One of those men, Sergio Castrillon, approached FBI agents in February 1996, records show, and told them that on three occasions in 1995 he assisted a Nicaraguan named ''Oscar'' in moving cocaine loads across the Mexican border into California. (Blandon's full name is Oscar Danilo Blandon Reyes.)
''Castrillon advised that Oscar claims to pay an Immigrations/Customs official at the Calexico Port of Entry to guarantee safe passage of Oscar's loads into the United States,'' the Feb. 21, 1996, FBI report states.

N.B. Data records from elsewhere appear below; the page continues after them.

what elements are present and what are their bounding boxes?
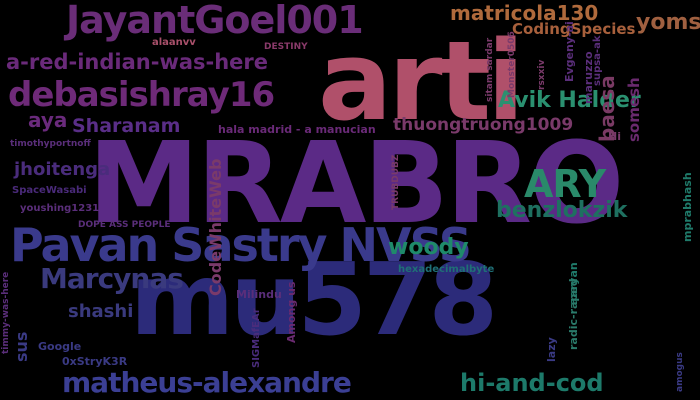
cloud-word: yomsterzz: [636, 10, 700, 35]
cloud-word: mu578: [130, 241, 498, 358]
cloud-word: SIGMafEAr: [251, 308, 262, 368]
cloud-word: Hi: [608, 130, 621, 143]
cloud-word: Pavan Sastry NVSS: [10, 218, 472, 272]
cloud-word: amogus: [675, 352, 685, 392]
cloud-word: supsa-ak: [592, 35, 603, 86]
cloud-word: hexadecimalbyte: [398, 264, 495, 275]
cloud-word: Evgeny-ai: [563, 21, 576, 82]
cloud-word: Monster0506: [507, 31, 517, 98]
cloud-word: timothyportnoff: [10, 139, 91, 149]
cloud-word: aya: [28, 108, 68, 132]
cloud-word: thuongtruong1009: [393, 115, 574, 135]
cloud-word: youshing1231: [20, 203, 100, 214]
cloud-word: Marcynas: [40, 262, 184, 295]
cloud-word: rsxxiv: [537, 59, 547, 90]
cloud-word: woody: [388, 235, 469, 260]
cloud-word: matricola130: [450, 1, 599, 25]
cloud-word: SpaceWasabi: [12, 185, 87, 196]
cloud-word: a-red-indian-was-here: [6, 50, 269, 74]
cloud-word: hala madrid - a manucian: [218, 123, 376, 136]
cloud-word: lazy: [545, 337, 558, 362]
cloud-word: mprabhash: [681, 172, 694, 242]
cloud-word: radic-raped: [567, 278, 580, 350]
cloud-word: ARY: [524, 162, 606, 206]
cloud-word: hi-and-cod: [460, 369, 604, 397]
cloud-word: CodeWhiteWeb: [206, 158, 225, 296]
cloud-word: Among us: [285, 281, 298, 343]
cloud-word: CodingSpecies: [512, 20, 636, 38]
cloud-word: shashi: [68, 301, 134, 322]
cloud-word: Sharanam: [72, 115, 181, 137]
cloud-word: DESTINY: [264, 42, 308, 52]
cloud-word: matheus-alexandre: [62, 366, 352, 399]
cloud-word: TRUBDUBZ: [391, 154, 401, 210]
cloud-word: debasishray16: [8, 75, 275, 115]
cloud-word: Avik Halder: [498, 88, 641, 113]
cloud-word: somesh: [625, 77, 643, 142]
cloud-word: JayantGoel001: [66, 0, 364, 42]
cloud-word: alaanvv: [152, 37, 196, 48]
cloud-word: benzlokzik: [496, 198, 628, 223]
cloud-word: Milindu: [236, 288, 282, 301]
cloud-word: sus: [12, 331, 31, 362]
cloud-word: DOPE ASS PEOPLE: [78, 220, 171, 230]
cloud-word: jhoitenga: [14, 159, 111, 180]
cloud-word: Google: [38, 340, 82, 353]
cloud-word: MRABRO: [88, 119, 624, 249]
cloud-word: 0xStryK3R: [62, 355, 128, 368]
cloud-word: sitam sardar: [485, 37, 495, 102]
cloud-word: arti: [318, 17, 525, 145]
cloud-word: timmy-was-here: [1, 271, 11, 354]
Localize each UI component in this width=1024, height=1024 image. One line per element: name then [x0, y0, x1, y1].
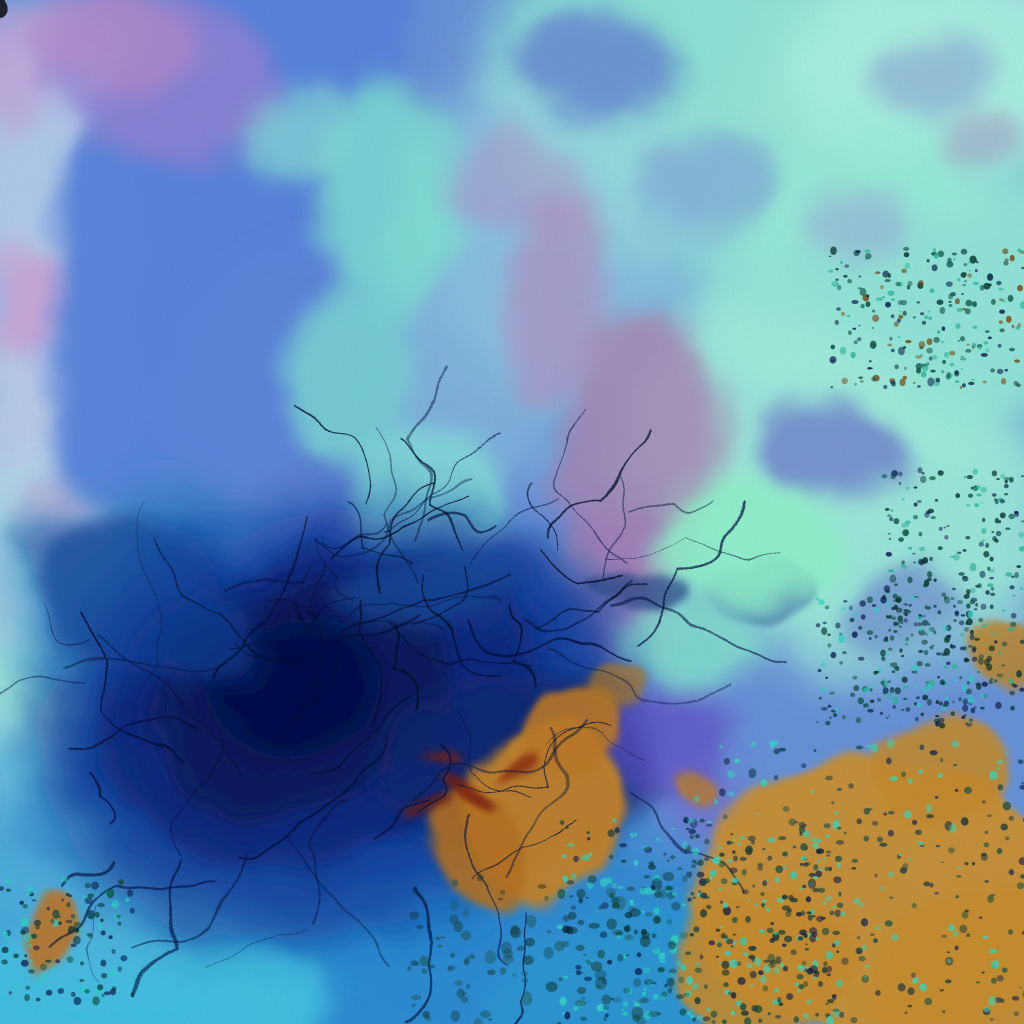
satellite-image-screenshot: [0, 0, 1024, 1024]
satellite-canvas: [0, 0, 1024, 1024]
film-grain-overlay: [0, 0, 1024, 1024]
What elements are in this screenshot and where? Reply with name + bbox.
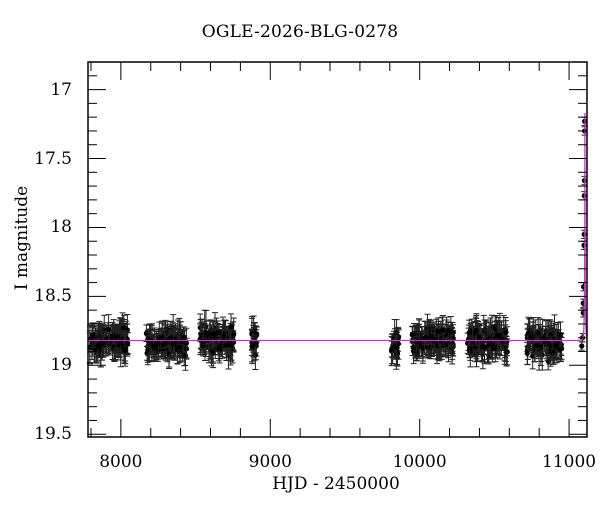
x-axis-label: HJD - 2450000	[272, 474, 400, 494]
x-tick-label: 10000	[392, 452, 447, 472]
x-tick-label: 8000	[99, 452, 143, 472]
plot-frame	[87, 61, 588, 438]
y-tick-label: 19.5	[34, 424, 72, 445]
x-tick-label: 9000	[248, 452, 292, 472]
data-points	[86, 116, 588, 371]
chart-title: OGLE-2026-BLG-0278	[201, 22, 399, 42]
y-tick-label: 19	[50, 355, 72, 376]
model-curve	[88, 113, 588, 342]
x-tick-label: 11000	[542, 452, 597, 472]
y-tick-label: 17.5	[34, 148, 72, 169]
y-tick-label: 18.5	[34, 286, 72, 307]
y-tick-label: 17	[50, 79, 72, 100]
y-tick-label: 18	[50, 217, 72, 238]
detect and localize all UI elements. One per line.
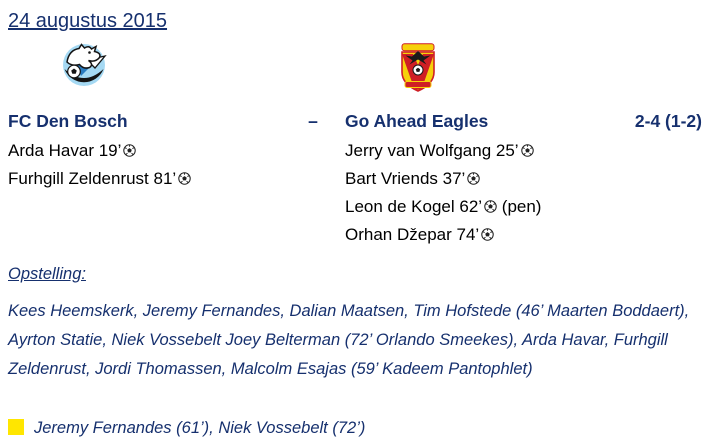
- soccer-ball-icon: [484, 200, 497, 213]
- club-logos-row: [8, 41, 702, 101]
- home-scorers-column: Arda Havar 19’ Furhgill Zeldenrust 81’: [8, 137, 345, 249]
- scorer-text: Arda Havar 19’: [8, 141, 122, 160]
- soccer-ball-icon: [481, 228, 494, 241]
- penalty-note: (pen): [497, 197, 542, 216]
- soccer-ball-icon: [520, 144, 534, 157]
- lineup-heading: Opstelling:: [8, 265, 86, 283]
- scorer-text: Bart Vriends 37’: [345, 169, 466, 188]
- yellow-card-players: Jeremy Fernandes (61’), Niek Vossebelt (…: [34, 419, 366, 437]
- scorer-text: Furhgill Zeldenrust 81’: [8, 169, 177, 188]
- goal-scorer-line: Jerry van Wolfgang 25’: [345, 137, 702, 165]
- scorer-text: Orhan Džepar 74’: [345, 225, 480, 244]
- goal-scorers-section: Arda Havar 19’ Furhgill Zeldenrust 81’ J…: [8, 137, 702, 249]
- away-team-name: Go Ahead Eagles: [345, 111, 489, 131]
- go-ahead-eagles-crest-icon: [397, 43, 439, 98]
- yellow-card-icon: [8, 419, 24, 435]
- soccer-ball-icon: [123, 144, 137, 157]
- yellow-cards-row: Jeremy Fernandes (61’), Niek Vossebelt (…: [8, 417, 702, 439]
- date-header-link[interactable]: 24 augustus 2015: [8, 10, 168, 32]
- goal-scorer-line: Bart Vriends 37’: [345, 165, 702, 193]
- scorer-text: Leon de Kogel 62’: [345, 197, 483, 216]
- scorer-text: Jerry van Wolfgang 25’: [345, 141, 519, 160]
- soccer-ball-icon: [467, 172, 481, 185]
- goal-scorer-line: Furhgill Zeldenrust 81’: [8, 165, 345, 193]
- lineup-players-text: Kees Heemskerk, Jeremy Fernandes, Dalian…: [8, 302, 690, 378]
- away-scorers-column: Jerry van Wolfgang 25’ Bart Vriends 37’ …: [345, 137, 702, 249]
- match-header-row: FC Den Bosch – Go Ahead Eagles 2-4 (1-2): [8, 109, 702, 133]
- goal-scorer-line: Arda Havar 19’: [8, 137, 345, 165]
- fc-den-bosch-crest-icon: [60, 41, 108, 94]
- soccer-ball-icon: [178, 172, 191, 185]
- score-separator: –: [308, 111, 318, 131]
- final-score: 2-4 (1-2): [634, 111, 702, 131]
- home-team-name: FC Den Bosch: [8, 111, 128, 131]
- goal-scorer-line: Leon de Kogel 62’ (pen): [345, 193, 702, 221]
- goal-scorer-line: Orhan Džepar 74’: [345, 221, 702, 249]
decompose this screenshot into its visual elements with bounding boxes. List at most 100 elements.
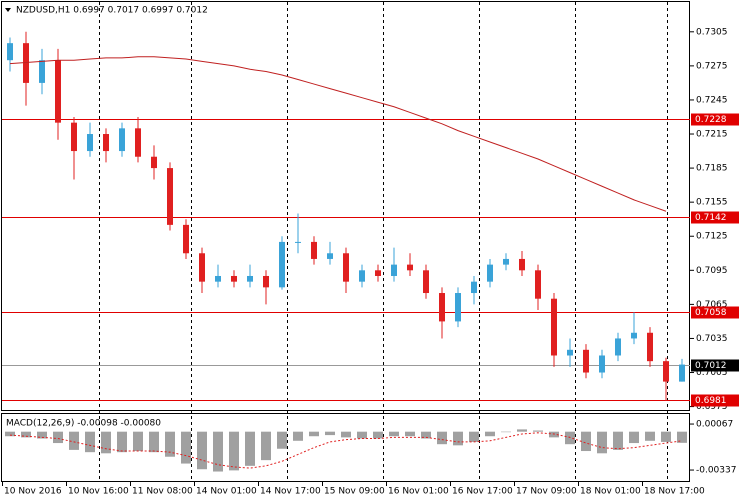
macd-bar (165, 431, 175, 457)
candle-body (615, 338, 621, 356)
candle-body (7, 43, 13, 61)
menu-arrow (5, 8, 11, 12)
candle-body (551, 298, 557, 356)
main-panel (1, 1, 690, 411)
candle-body (663, 361, 669, 382)
macd-bar (469, 431, 479, 442)
macd-bar (661, 431, 671, 442)
candle-body (231, 275, 237, 282)
macd-title: MACD(12,26,9) -0.00098 -0.00080 (6, 419, 161, 429)
candle-body (679, 364, 685, 382)
macd-bar (549, 431, 559, 438)
y-tick-label: 0.7275 (696, 61, 728, 71)
x-tick-label: 11 Nov 08:00 (132, 487, 193, 497)
macd-bar (37, 431, 47, 439)
macd-bar (437, 431, 447, 445)
macd-bar (85, 431, 95, 453)
y-tick-label: 0.7095 (696, 266, 728, 276)
candle-body (279, 241, 285, 288)
macd-bar (405, 431, 415, 437)
macd-bar (389, 431, 399, 437)
y-tick-label: 0.7125 (696, 232, 728, 242)
candle-body (391, 264, 397, 276)
candle-body (87, 134, 93, 152)
candle-body (103, 134, 109, 152)
macd-bar (453, 431, 463, 446)
x-tick-label: 17 Nov 09:00 (516, 487, 577, 497)
macd-bar (565, 431, 575, 445)
level-tag (691, 113, 739, 126)
level-label: 0.7228 (695, 115, 727, 125)
macd-bar (581, 431, 591, 452)
macd-bar (677, 431, 687, 443)
candle-body (71, 122, 77, 152)
macd-bar (597, 431, 607, 454)
macd-bar (373, 431, 383, 439)
macd-bar (181, 431, 191, 464)
candle-body (503, 258, 509, 265)
macd-bar (421, 431, 431, 439)
macd-bar (229, 431, 239, 471)
macd-bar (261, 431, 271, 461)
candle-body (263, 275, 269, 288)
macd-signal (9, 432, 683, 469)
candle-body (423, 270, 429, 294)
macd-tick-label: -0.00337 (696, 466, 736, 476)
x-tick-label: 18 Nov 17:00 (644, 487, 705, 497)
candle-body (407, 264, 413, 271)
candle-body (119, 128, 125, 152)
macd-bar (517, 429, 527, 432)
macd-bar (133, 431, 143, 452)
macd-bar (613, 431, 623, 450)
y-tick-label: 0.7185 (696, 164, 728, 174)
macd-bar (485, 431, 495, 437)
candle-body (519, 258, 525, 271)
x-tick-label: 16 Nov 01:00 (388, 487, 449, 497)
macd-bar (501, 431, 511, 433)
candle-body (23, 43, 29, 83)
candle-body (151, 156, 157, 169)
candle-body (215, 275, 221, 282)
y-tick-label: 0.7155 (696, 198, 728, 208)
moving-average (9, 56, 667, 212)
level-tag (691, 211, 739, 224)
macd-bar (101, 431, 111, 454)
current-price-label: 0.7012 (695, 361, 727, 371)
candle-body (535, 270, 541, 299)
macd-bar (5, 431, 15, 437)
macd-bar (53, 431, 63, 444)
candle-body (439, 293, 445, 322)
x-tick-label: 14 Nov 01:00 (196, 487, 257, 497)
y-tick-label: 0.7065 (696, 300, 728, 310)
candle-body (647, 332, 653, 362)
candle-body (375, 270, 381, 276)
candle-body (327, 253, 333, 259)
y-tick-label: 0.7035 (696, 334, 728, 344)
level-label: 0.7058 (695, 308, 727, 318)
candle-body (599, 355, 605, 373)
y-tick-label: 0.7245 (696, 95, 728, 105)
candle-body (135, 128, 141, 157)
candle-body (455, 293, 461, 322)
level-label: 0.7142 (695, 213, 727, 223)
candle-body (39, 60, 45, 83)
macd-bar (245, 431, 255, 466)
x-tick-label: 15 Nov 09:00 (324, 487, 385, 497)
current-price-tag (691, 359, 739, 372)
candle-body (487, 264, 493, 282)
macd-bar (309, 431, 319, 437)
candle-body (55, 60, 61, 123)
y-tick-label: 0.7305 (696, 27, 728, 37)
x-tick-label: 16 Nov 17:00 (452, 487, 513, 497)
macd-bar (149, 431, 159, 453)
macd-bar (629, 431, 639, 444)
y-tick-label: 0.7215 (696, 130, 728, 140)
candle-body (199, 253, 205, 282)
candle-body (295, 241, 301, 243)
macd-bar (213, 431, 223, 472)
macd-bar (69, 431, 79, 450)
x-tick-label: 10 Nov 16:00 (68, 487, 129, 497)
macd-bar (277, 431, 287, 449)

A federal official said that Blandon later turned in several Customs agents who allegedly had been accepting payoffs, and court records say he assisted in the indictment of a ''corrupt U.S. government official.''
O'Neale suggested in court Friday that Blandon may have been working on a sting for the DEA at the time Blandon allegedly approached the two men and tried to involve them in a drug deal.
''He has been very active in undercover investigations throughout most of the Western Hemisphere,'' O'Neale said.
But Fenster noted that the first time the allegations arose, at Ross' trial in March, O'Neale flatly dismissed Castrillon's statements as lies. ''He (O'Neale) never said anything about a sting then,'' Fenster argued.
Toward the end of the hearing, O'Neale -- waving a copy of Sunday's Mercury News -- asked Judge Huff to investigate how a government picture of Blandon had wound up on the Mercury's front page.
Noting that Blandon's picture had been attached to an Immigration document that was under court seal, O'Neale -- glancing at the defense lawyers -- said, ''The government believes this court's order has been contemptuously disregarded.''
Huff said she would investigate the leak if asked to do so in writing by federal prosecutors.